Here is a fact about Hollywood: They love to boil movies down to a formula and regurgitate every movie into said formula over and over again. Some examples are Disney animated films, superhero films prior to the Disney Marvel franchise, and the Roman/Greek epics circa mid-twentieth century. Instead of focusing on how to tell a good story, Hollywood focuses on the auxiliary components like location, actors, and special effects.

Micheal Martinez from SEO Theory recently wrote, “Google Correlation Studies Are Sham Search Engine Optimization” and expressed that trying to learn anything from Google correlation studies is worthless. It is like Hollywood trying to develop a formula that delivers absolutely nothing. Martinez explains that Google changes it search rankings based on an algorithm. That algorithm is updated in real time from Google’s search index, so trying to create a formula to guarantee top hits is useless:

“The illusion of the power of correlation studies was driven by the popularity of one or two well-known “SEO” blogs — but I don’t want to single anyone out because, frankly, this problem didn’t arise due to the popularity of anyone’s blog. This problem arose because people in the SEO industry are too gullible and willing to accept any bullshit that is embedded in a Power Point presentation or infographic. That is, 100% of us put too much credence into presentation and insufficient analysis into methodology. I can’t exclude myself from that — not because I have ever believed any of these “correlation does not equal causation (wink wink)” arguments but because I find it too easy to point to what someone else says and use that as a reference for something I want to believe. I catch myself doing this all the time.”

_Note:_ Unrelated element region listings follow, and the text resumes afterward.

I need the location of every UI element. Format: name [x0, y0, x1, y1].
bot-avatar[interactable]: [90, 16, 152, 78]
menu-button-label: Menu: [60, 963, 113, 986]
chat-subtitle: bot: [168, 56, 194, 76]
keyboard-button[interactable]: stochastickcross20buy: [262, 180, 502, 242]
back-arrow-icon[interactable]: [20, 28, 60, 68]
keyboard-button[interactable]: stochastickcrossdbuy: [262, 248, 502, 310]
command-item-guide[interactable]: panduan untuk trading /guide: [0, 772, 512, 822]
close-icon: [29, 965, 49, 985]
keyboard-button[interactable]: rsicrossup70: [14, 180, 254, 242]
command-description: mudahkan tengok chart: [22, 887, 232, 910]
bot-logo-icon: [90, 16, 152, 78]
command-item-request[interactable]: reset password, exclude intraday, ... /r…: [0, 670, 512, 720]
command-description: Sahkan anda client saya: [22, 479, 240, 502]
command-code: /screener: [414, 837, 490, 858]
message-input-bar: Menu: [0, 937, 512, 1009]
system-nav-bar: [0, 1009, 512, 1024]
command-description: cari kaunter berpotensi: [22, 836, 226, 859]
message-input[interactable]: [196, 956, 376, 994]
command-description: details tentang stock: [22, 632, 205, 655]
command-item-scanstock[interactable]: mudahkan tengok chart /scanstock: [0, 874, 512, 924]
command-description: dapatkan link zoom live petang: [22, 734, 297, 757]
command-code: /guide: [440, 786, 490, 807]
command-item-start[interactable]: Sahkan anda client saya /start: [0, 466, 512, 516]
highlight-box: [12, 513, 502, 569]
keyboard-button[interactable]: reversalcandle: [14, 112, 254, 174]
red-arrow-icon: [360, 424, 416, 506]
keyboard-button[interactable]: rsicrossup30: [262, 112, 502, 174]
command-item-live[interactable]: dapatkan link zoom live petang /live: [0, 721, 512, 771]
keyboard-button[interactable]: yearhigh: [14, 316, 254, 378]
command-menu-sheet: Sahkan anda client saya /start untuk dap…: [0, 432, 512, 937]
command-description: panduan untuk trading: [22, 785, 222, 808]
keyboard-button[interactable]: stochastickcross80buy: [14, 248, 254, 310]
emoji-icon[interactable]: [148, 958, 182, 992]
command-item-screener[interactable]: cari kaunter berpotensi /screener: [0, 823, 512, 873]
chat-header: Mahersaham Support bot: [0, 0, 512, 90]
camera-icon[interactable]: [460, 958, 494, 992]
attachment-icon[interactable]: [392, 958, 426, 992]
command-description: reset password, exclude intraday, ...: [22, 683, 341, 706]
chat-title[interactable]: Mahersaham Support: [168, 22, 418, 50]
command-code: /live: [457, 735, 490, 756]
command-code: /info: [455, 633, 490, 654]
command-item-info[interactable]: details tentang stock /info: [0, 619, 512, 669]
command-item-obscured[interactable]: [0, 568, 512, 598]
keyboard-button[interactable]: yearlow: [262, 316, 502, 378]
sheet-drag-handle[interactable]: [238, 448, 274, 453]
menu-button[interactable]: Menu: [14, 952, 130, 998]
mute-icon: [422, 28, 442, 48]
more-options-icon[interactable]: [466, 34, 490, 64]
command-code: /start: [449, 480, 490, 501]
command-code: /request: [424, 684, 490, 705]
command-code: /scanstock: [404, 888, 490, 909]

There is not a reliable way to track and measure Google’s algorithm data. The only people who know that information are Google employees and they are not about to share their secrets. It is smart to be aware of SEO practices to develop good content, just do not follow them religiously.

Whitney Grace, April 11, 2018

Google Argues With Russia About Website Rankings

April 10, 2018

Amidst its employee petitions and the increasing concern about YouTube videos for children, Google is annoyed with Russia.

Google fiddled with its ranking algorithm to stop the dissemination of fake news and Russia believes it is biased against two of its news agencies. Reuters describes more of the argument in the story, “Google Seeks To Defuse Row With Russia Over Website Rankings.” Roskomnadzor called out Alphabet Inc. and its popular search engine Google, when it claimed that Google pushed Russian media sites Sputnik and Russia Today into lower search results.

Eric Schmidt claimed that Google would not be deleting those links, instead they would be pushed lower in search results. Russia claimed Google discriminated against Russia Today and Sputnik, also saying they would take action if necessary. Google responded:

“ ‘We’d like to inform you that by speaking about ranking of web-sources, including the websites of Russia Today and Sputnik, Dr. Eric Schmidt was referring to Google’s ongoing efforts to improve search quality,’ Google said in a letter posted on Roskomnadzor’s website… ‘We don’t change our algorithm to re-rank,’ it added. A Google spokeswoman confirmed the letter had been sent by the company but provided no further comment.”

Years ago Mr. Brin’s trip to space fizzled. Now the search giant is finding fault with a country known to use interesting methods to solve problems.